2nd psychological trap

Anchoring is a shortcut that is used, by selecting an initial reference poinr (the anchor), the brain only need to process additional information that is received instead of reassessing all the facts that were received from the beginning.

When investing, this tendency often results in investors "anchoring" to their own estimates of a company's earnings or the "fair value" price of a share.

In a bull market, investors can also "anchor" each new high achieved by a security ti its previous highs abd the new higher recent price is taken as evidence of value.

The share's distant price history appears irrelevant to any desicion-making. The effect of anchoring on an investment desicion is similar to the fear and regret (previous post). The recent price of the share that is used as a psychologial anchor slows down rational valuation estimates. Losing positions will be held too long and winning stocks will be sold too quickly.

WHAT TO DO?

Investors are always upset and regret not executing their transactions at the highest or lowest prices. But the highs and lows are not accurate benchmarks as the share may only be at that price for two hours in a single day. It is better to compare your sale or purchase price with the average rpice of the security across a two-week duration. Also, remember that market participants are not the same as before. We have more hedge funds woth billions of dollars invested int the market and they can be very aggresive. This is when prices of securities can be pushed up or down very quickly.
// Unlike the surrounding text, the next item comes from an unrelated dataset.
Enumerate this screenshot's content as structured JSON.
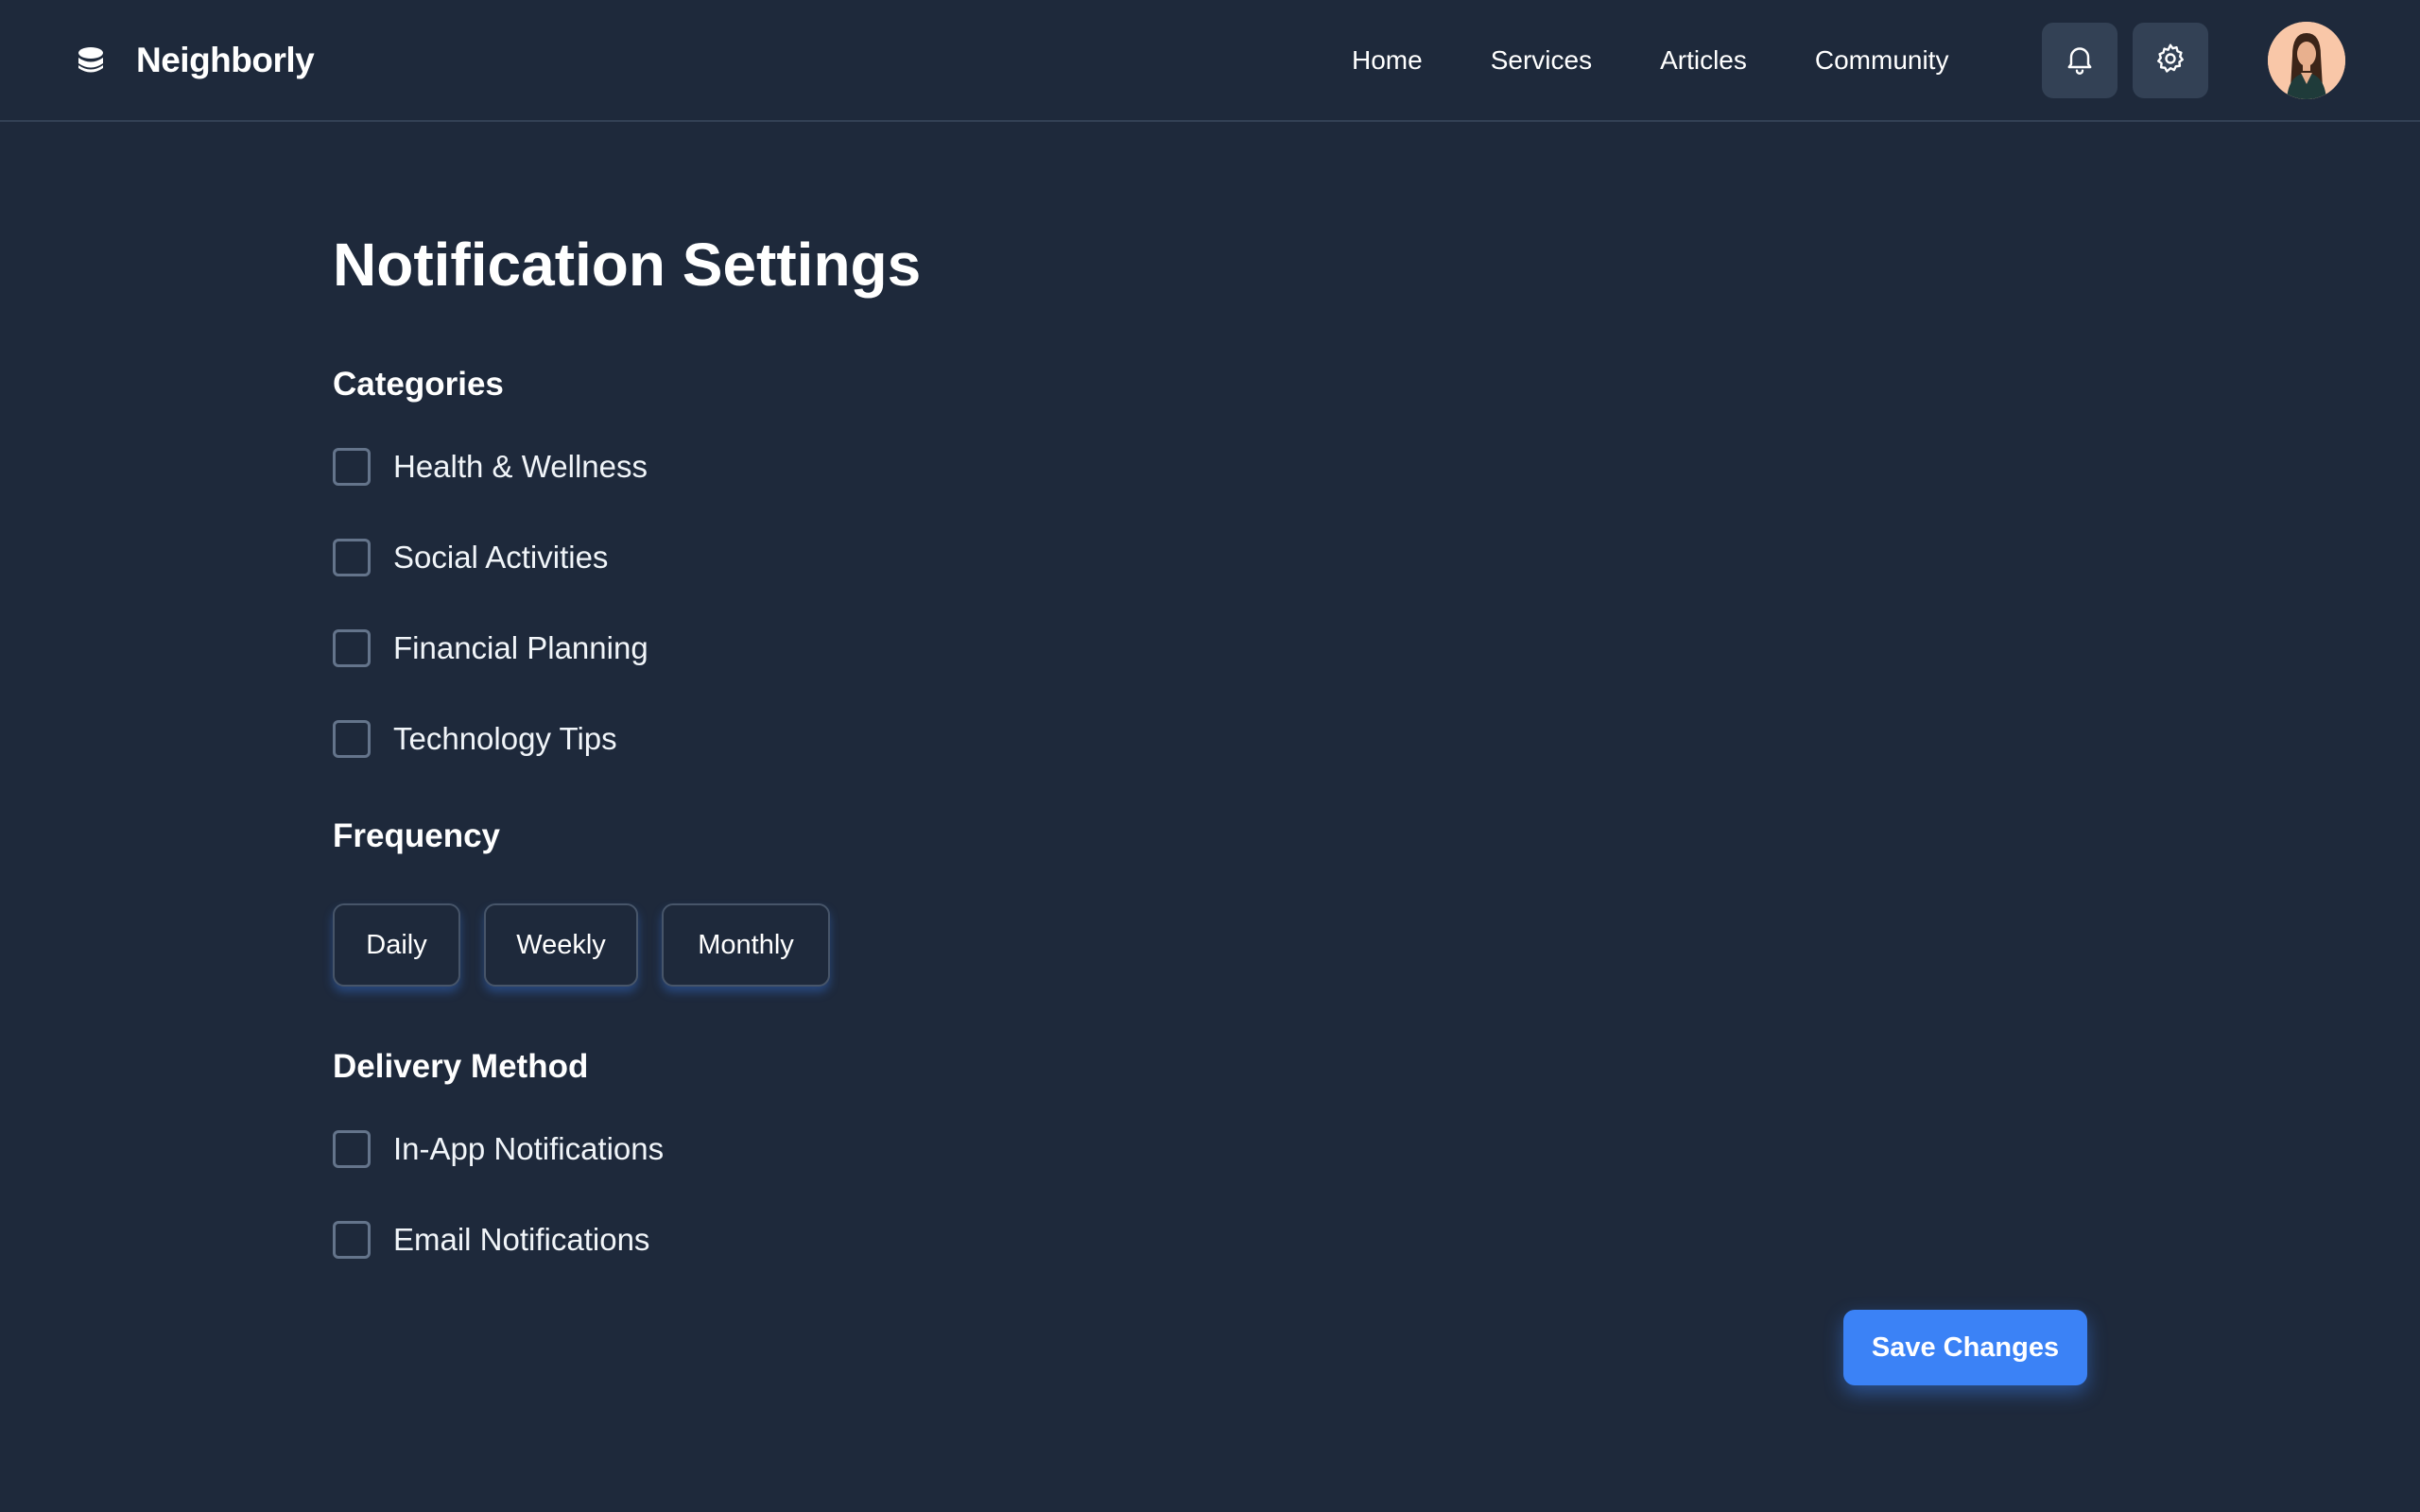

Anchoring can lead to a strategy of buying stocks that have fallen considerably in hopes of buying it "cheap". Investors anchored to a recent (high) price value take this as an indication of value, and the new (low) price appears chaep. To avoid this pitfall, check your intentions in buying a security that is on its way down. If you had evaluated the security and determined that you would like to accumulate a position in this company, then it can be beneficial to take advantage of any price weakness in the share price cause by the overall market sentiment. On the other hand, be alert if a sharp price decline is the primary motivator behind your desicion to buy and a recent higher price is a main factor in the stock's attraction.